Comme vous l’avez sans doute remarqué, observateurs que vous êtes, il fait un peu chaud. 36° claironne Google. Comme je ne recule devant rien, j’ai été vérifier sur mon thermomètre extérieur, qui est beaucoup plus raisonnable ; il proclame 34°. Pour 19h, ça paraît honnête, mais là n’est pas le propos.
Le propos du jour m’a été soufflé par une émission radio au cours de laquelle l’invité parlait des « nez ». Il a eu cette remarque stupéfiante de réalisme : « pour les « nez », prendre le métro est un agression olfactive » ; c’est tellement vrai.
Même pour les « non-nez ». Du coup, j’ai effectué quelques recherches sur le net et essayé de trouver une station de métro qui ne soit pas une agression olfactive. Sur le net, pas en vrai. Je tiens à mon nez. Même s’il est de structure pyramidale, mais c’est un autre débat. Je m ‘égare.

Au fait, en parlant d’égarement, vous connaissez ça :
http://www.youtube.com/watch?v=-lkNPnKnzIA ? ça m’a été soufflé par une voix qui est aussi une oreille. Mais pas un nez. On ne peut pas tout avoir.

Donc, revenons au métro. (C’est une image. Je n’aurai pas la cruauté de vous trainer dans le métro un soir de canicule. Autant vous obliger à lire du Marc Levy en portant des chaussettes à losange. Si, ça existe toujours….). RAS niveau odeurs (enfin, RAS de plus que « ça pue la mort, le fer chaud et la poussière, sans compter les émanations humaines »), mais j’ai fait une découverte intéressante : il y a des gares désaffectées et des portions de tunnel laissées à l’abandon. Trop de la balle, non ?
En cherchant encore un peu (comme il fait chaud et qu’il est impossible de dormir, autant s’occuper sainement), j’ai fait une autre découverte on ne peut plus intéressante : il y aurait des gens qui habitent là-dedans. Plusieurs articles sont convergents : sous Paris, dans la poussière grasse et les émanations RATPesques, un groupuscule de gens a élu domicile. Pas des clodos ou des gens perdus ou des fêtards ivres, non. Des gens qui ont choisi de tenter l’expérience suivante : créer sous Paris une bulle de vie bio, propre et fraîche.
Dans le métro.
Dingue, non ?

Il semblerait qu’ils soient menés par une femme. Cette dernière est décrite comme grande, blonde, remarquablement costaud et de caractère ombrageux.

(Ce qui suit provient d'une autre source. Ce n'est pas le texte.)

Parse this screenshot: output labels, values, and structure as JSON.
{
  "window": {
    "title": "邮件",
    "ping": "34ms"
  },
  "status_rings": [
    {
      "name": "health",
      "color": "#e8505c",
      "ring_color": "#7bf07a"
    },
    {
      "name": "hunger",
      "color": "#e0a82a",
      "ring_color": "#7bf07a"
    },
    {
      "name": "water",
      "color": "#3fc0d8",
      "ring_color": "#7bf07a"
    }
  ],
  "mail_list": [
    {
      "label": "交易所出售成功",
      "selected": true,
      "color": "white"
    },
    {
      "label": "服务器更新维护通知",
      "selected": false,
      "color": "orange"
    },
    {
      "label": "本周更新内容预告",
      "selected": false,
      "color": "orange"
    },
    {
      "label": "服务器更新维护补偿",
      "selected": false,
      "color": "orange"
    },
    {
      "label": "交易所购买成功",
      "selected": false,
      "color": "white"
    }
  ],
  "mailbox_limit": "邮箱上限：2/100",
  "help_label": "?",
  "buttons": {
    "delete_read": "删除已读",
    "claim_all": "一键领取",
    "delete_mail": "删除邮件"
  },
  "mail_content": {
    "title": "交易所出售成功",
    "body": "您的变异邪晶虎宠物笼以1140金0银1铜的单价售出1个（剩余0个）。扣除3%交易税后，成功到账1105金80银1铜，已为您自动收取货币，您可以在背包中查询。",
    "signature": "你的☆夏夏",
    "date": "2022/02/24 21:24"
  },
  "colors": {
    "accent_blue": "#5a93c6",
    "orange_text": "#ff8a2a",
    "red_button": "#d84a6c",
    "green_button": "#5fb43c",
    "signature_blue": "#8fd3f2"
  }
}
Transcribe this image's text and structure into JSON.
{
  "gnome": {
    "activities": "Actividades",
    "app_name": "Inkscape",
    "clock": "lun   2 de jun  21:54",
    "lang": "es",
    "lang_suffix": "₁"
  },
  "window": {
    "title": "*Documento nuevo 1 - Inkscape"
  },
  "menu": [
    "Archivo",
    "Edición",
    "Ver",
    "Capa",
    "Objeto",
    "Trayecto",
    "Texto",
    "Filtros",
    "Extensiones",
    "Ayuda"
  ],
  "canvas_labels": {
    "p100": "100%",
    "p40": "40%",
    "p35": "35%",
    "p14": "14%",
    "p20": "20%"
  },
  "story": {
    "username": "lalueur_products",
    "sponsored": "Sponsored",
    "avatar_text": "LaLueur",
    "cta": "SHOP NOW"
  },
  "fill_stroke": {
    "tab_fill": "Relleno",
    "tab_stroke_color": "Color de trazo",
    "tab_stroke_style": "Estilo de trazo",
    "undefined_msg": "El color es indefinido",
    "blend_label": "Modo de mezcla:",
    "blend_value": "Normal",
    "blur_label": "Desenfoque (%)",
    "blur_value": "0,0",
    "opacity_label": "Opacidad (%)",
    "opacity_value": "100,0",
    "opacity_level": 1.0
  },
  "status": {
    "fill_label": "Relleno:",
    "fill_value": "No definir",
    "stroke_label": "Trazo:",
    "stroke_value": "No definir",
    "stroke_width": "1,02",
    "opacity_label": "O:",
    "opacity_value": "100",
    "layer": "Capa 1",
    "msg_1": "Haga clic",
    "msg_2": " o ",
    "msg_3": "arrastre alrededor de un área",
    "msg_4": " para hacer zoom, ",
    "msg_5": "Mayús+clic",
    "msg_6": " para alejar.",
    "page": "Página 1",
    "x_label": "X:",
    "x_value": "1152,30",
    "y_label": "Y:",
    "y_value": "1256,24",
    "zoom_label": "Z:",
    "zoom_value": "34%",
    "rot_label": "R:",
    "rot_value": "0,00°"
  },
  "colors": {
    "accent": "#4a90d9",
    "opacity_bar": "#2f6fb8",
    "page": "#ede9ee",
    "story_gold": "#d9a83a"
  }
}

Ca vous rappelle quelqu’un ?
(non, je parle de ça : https://geckobleu007.com/2012/04/01/legendes-urbaines-x-tine-9/ …pffff….).
On dirait que X-tine a refait surface (façon de parler). Je me suis immédiatement jetée sur ma messagerie pour lui faire signe. En substance, j’écrivais « Quoi de neuf ? Tu prends des vacances ? », estimant que c’était un excellent moyen détourné de lui faire oublier que nous n’avons pas communiqué depuis plusieurs mois… Le subterfuge a remarquablement fonctionné : quelques minutes après, le temps d’invoquer les Dieux de la pluie en interprétant une danse idoine sur fond de Patrick Juvet en tenue de k-way (je suis vraiment prête à tout pour éviter d’avoir à arroser mes plantes et courir le risque de faire dépérir mes tomates), j’avais une réponse :

« Objet : mission Paris-propre
De : XT
A : GB7

Suis en pleine restructuration de mes circuits ; j’ai décidé de me lancer dans la sauvegarde de l’humanité. Je lance la construction d’une ville saine sous la ville Seine et j’espère bien pouvoir y recevoir rapidement tout ceux qui en ont marre que les abrutis jettent des trucs par la fenêtre de leurs 4X4 – entre autres- avec l’air pincé de ceux qui ne remarquent rien. »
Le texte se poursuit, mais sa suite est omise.